National University of Defense Technology, Changsha 410000, China; State Key Laboratory of Complex & Critical Software Environment, Changsha 410000, China.
National University of Defense Technology, Changsha 410000, China; State Key Laboratory of Complex & Critical Software Environment, Changsha 410000, China.
Neural Netw. 2024 Nov;179:106513. doi: 10.1016/j.neunet.2024.106513. Epub 2024 Jul 6.
Class-Incremental learning (CIL) is challenging due to catastrophic forgetting (CF), which escalates in exemplar-free scenarios. To mitigate CF, Knowledge Distillation (KD), which leverages old models as teacher models, has been widely employed in CIL. However, based on a case study, our investigation reveals that the teacher model exhibits over-confidence in unseen new samples. In this article, we conduct empirical experiments and provide theoretical analysis to investigate the over-confident phenomenon and the impact of KD in exemplar-free CIL, where access to old samples is unavailable. Building on our analysis, we propose a novel approach, Learning with Humbler Teacher, by systematically selecting an appropriate checkpoint model as a humbler teacher to mitigate CF. Furthermore, we explore utilizing the nuclear norm to obtain an appropriate temporal ensemble to enhance model stability. Notably, LwHT outperforms the state-of-the-art approach by a significant margin of 10.41%, 6.56%, and 4.31% in various settings while demonstrating superior model plasticity.

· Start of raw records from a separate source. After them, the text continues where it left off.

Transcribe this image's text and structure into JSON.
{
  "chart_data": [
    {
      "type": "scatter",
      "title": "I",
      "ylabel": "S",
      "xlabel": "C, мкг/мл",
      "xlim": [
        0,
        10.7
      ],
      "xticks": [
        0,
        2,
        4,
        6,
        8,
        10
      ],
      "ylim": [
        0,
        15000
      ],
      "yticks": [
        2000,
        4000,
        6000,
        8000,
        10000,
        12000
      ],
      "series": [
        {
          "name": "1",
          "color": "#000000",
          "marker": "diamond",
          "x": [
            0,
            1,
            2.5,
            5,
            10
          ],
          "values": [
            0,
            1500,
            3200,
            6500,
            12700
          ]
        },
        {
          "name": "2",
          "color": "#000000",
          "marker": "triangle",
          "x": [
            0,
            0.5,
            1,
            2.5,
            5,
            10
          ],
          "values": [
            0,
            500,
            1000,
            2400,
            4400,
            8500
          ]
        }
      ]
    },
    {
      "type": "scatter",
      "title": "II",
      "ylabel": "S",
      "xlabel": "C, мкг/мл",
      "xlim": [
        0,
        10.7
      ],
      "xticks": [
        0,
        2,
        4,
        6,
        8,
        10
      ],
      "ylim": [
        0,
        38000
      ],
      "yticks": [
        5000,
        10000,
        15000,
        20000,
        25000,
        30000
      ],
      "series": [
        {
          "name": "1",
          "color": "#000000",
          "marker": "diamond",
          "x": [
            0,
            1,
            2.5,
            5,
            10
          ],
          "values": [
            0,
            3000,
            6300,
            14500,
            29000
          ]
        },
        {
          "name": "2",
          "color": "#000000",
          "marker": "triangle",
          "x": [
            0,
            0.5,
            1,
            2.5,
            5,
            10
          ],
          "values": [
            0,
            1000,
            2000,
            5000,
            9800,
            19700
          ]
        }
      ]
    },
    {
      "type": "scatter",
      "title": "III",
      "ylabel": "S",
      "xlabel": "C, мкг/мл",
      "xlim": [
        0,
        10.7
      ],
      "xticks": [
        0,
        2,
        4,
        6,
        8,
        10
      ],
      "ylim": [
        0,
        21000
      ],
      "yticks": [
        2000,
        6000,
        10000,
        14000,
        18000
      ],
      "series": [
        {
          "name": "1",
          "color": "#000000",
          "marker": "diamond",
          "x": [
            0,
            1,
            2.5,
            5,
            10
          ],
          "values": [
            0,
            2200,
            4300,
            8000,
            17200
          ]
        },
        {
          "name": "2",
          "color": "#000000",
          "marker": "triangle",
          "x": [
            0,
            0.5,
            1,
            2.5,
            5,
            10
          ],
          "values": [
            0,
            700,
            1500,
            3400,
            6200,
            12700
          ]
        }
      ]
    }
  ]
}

类增量学习(CIL)由于灾难性遗忘(CF)而具有挑战性,在无范例场景中,CF 会加剧。为了减轻 CF,知识蒸馏(KD)被广泛应用于 CIL 中,它利用旧模型作为教师模型。然而,根据一项案例研究,我们的调查揭示了教师模型对未见的新样本表现出过度自信。在本文中,我们进行了实证实验,并提供了理论分析,以研究无范例 CIL 中过度自信的现象和 KD 的影响,在这种情况下,无法访问旧样本。基于我们的分析,我们提出了一种新的方法,即使用更谦虚的教师进行学习(Learning with Humbler Teacher,LwHT),通过系统地选择适当的检查点模型作为更谦虚的教师来减轻 CF。此外,我们还探索利用核范数获得适当的时间集成,以增强模型稳定性。值得注意的是,LwHT 在各种设置下的表现均优于最先进的方法,其优势分别为 10.41%、6.56%和 4.31%,同时还表现出更高的模型可塑性。